When people hear phishing they picture fraudulent emails, or scam calls. But phishing could also come in the form of a website. Someone designs a site that looks like your banks official site or the Ray Bans store and when you plug in your sensitive information it’s sent directly to the hacker. Then you’re redirected to the real site, probably thinking it was nothing more than a glitch.
Make sure you check the URL of the site if you need to punch in your login information to make sure that you are on the right website. Phony sites will be able to recreate a site and use official logos, but you will be able to find discrepancies in the link. But as a rule of thumb you should type out the web address for the accounts you need to keep secure like your bank’s website, rather than google searching it and potentially opening a scam website.
Too good to be true
Probably the biggest culprit for fake website scams are those posing as bargain shopping sites. They put up logos of big companies like Ray Bans or Michal Kors and offer up crazy discounts that look too good to be true. Well, they are. If it seems too good to be true, it probably is, and you should get off that website. A lot of companies sell their stuff on third party sites, but is the URL is something you’ve never heard before its better to be safe than sorry. These website scammers can create a fully functional website in just a few days, and they know how to make them look legit. But those sales that make you practically droll can lead to some serious headache if you are not careful. Legitimate vendors never discount their prices heavily unless they are looking to purge inventory fast, and that’s usually old stock that’s been sitting around for a while. If you see a heavily discounted item that is brand new that should immediately bring up a red flag.
Do you even grammar?
Grammar and spelling are something that a lot of scammers don’t pay a whole lot of attention to. The more sophisticated ones will, but usually some stuff falls through the cracks. If you’re one of these scam websites and you noticed some funky wording, it’s probably not a legitimate site. Big corporations have entire teams that comb over every bit of text that goes up on their site with a fine-tooth comb, you’ll be hard pressed to find any mistakes. These websites are often created in countries where English is not the native language and so we see a lot of spelling and grammatical mistakes.
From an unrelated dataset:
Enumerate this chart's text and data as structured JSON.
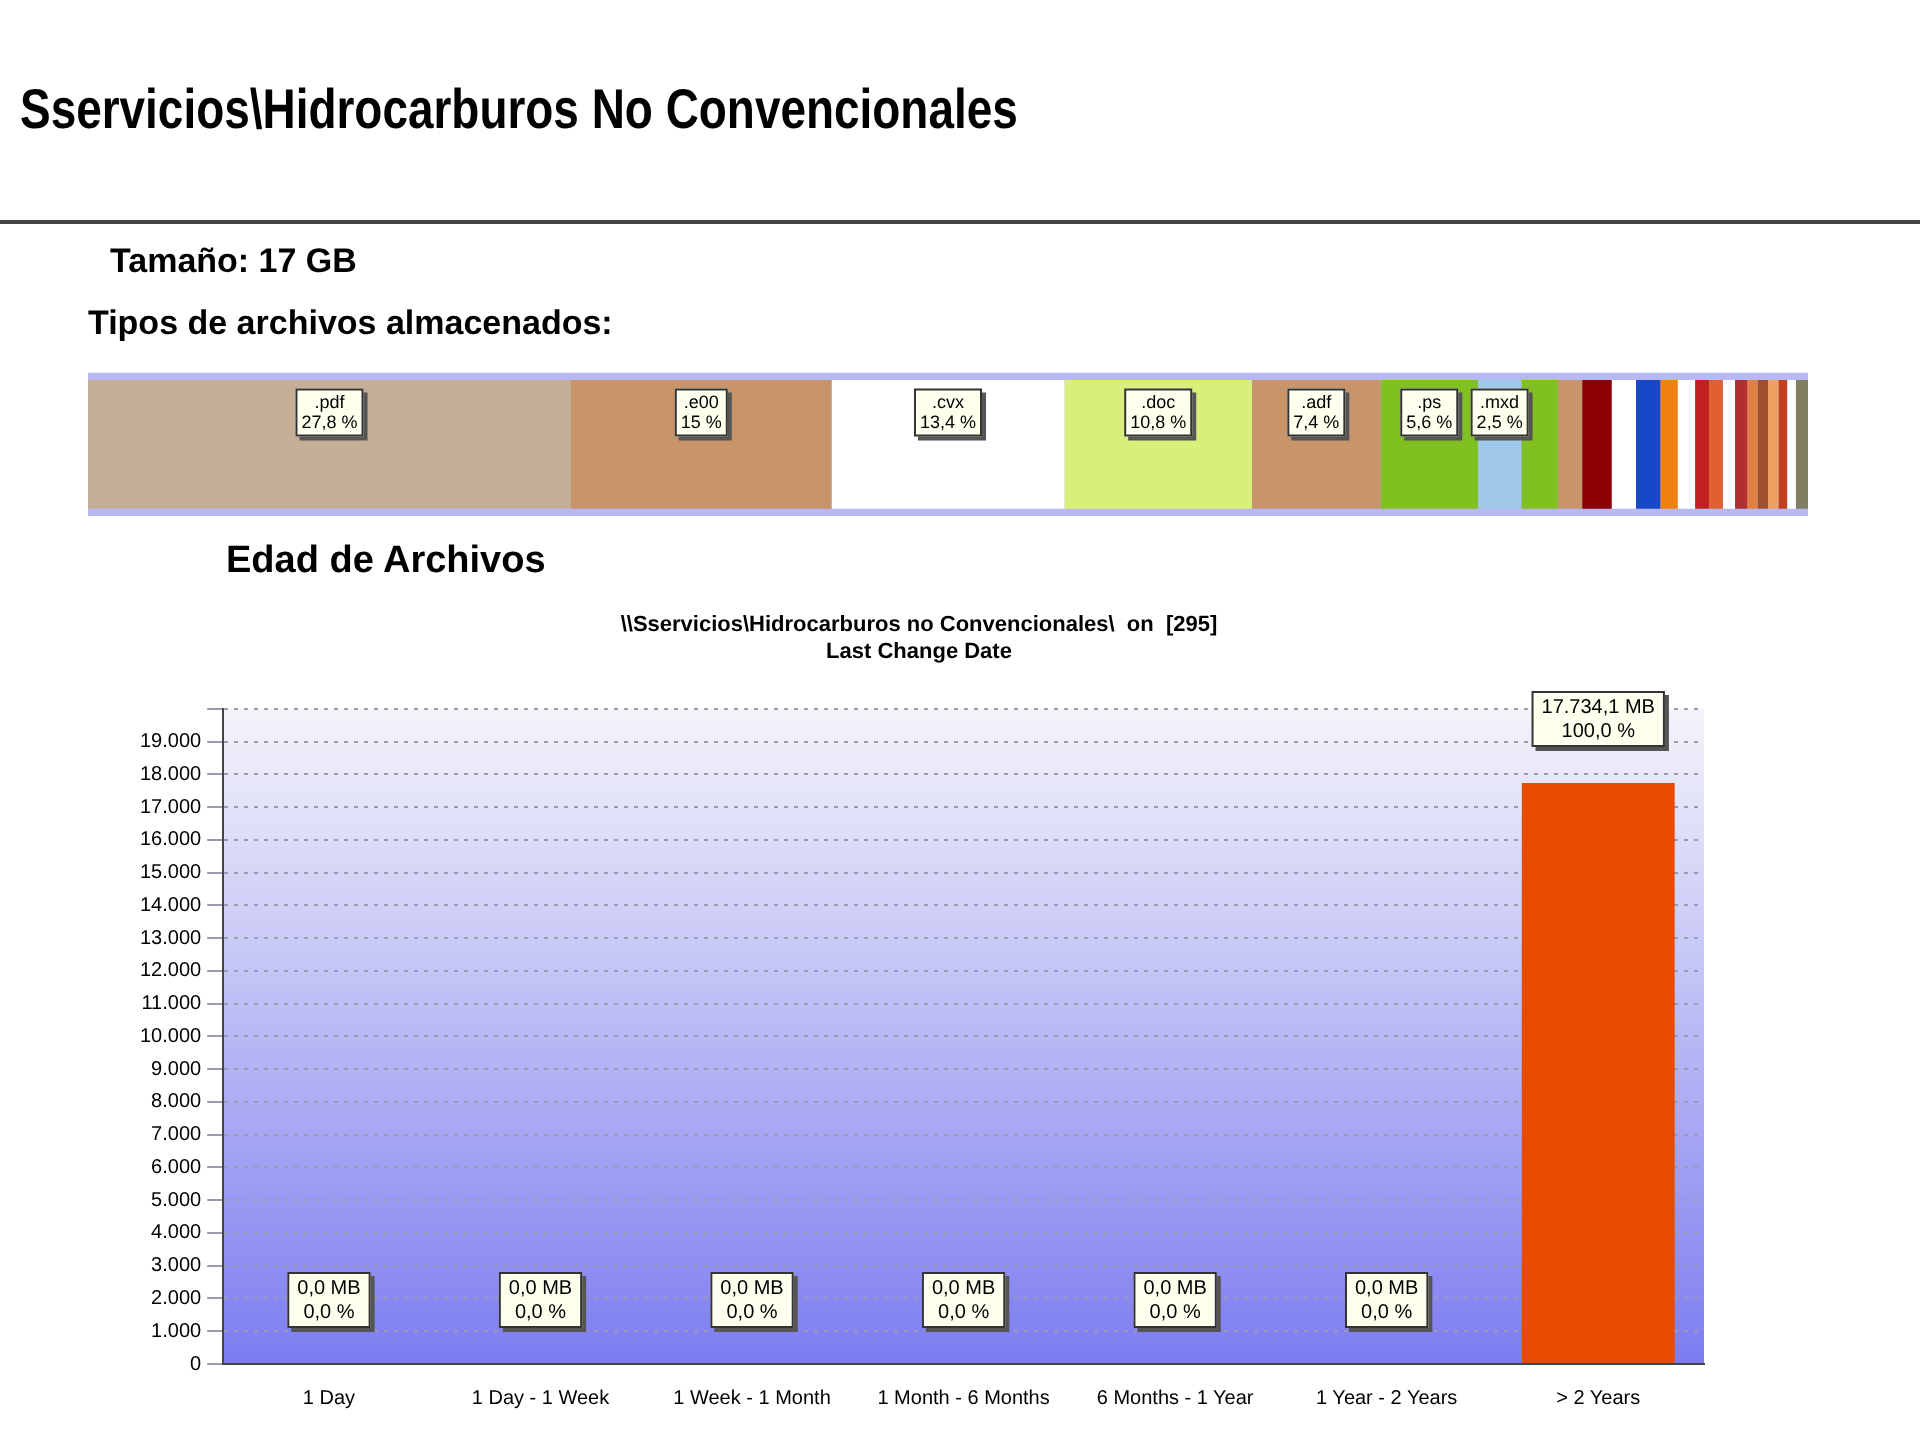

If you doubt the authenticity there are a few things that you can do. For one, you can use WHOIS to check the owner of the website, something that GoDaddy offers. If the Registrant information checks out then you have nothing to worry about, but if it looks fishy you can avoid it in the future.
If you feel as if you might have shopped in a fake site, or put in your login info into it what should you do? The first step should be to change all your logins to avoid getting locked out of them and keep an eye on your bank statements. You can also look into identity theft protection, which if you get a lot of phishing emails may be worth the cost. Or make sure that you have multifactor authentication set up on your accounts. Your IT provider can help you go through the options to find the perfect solution for you.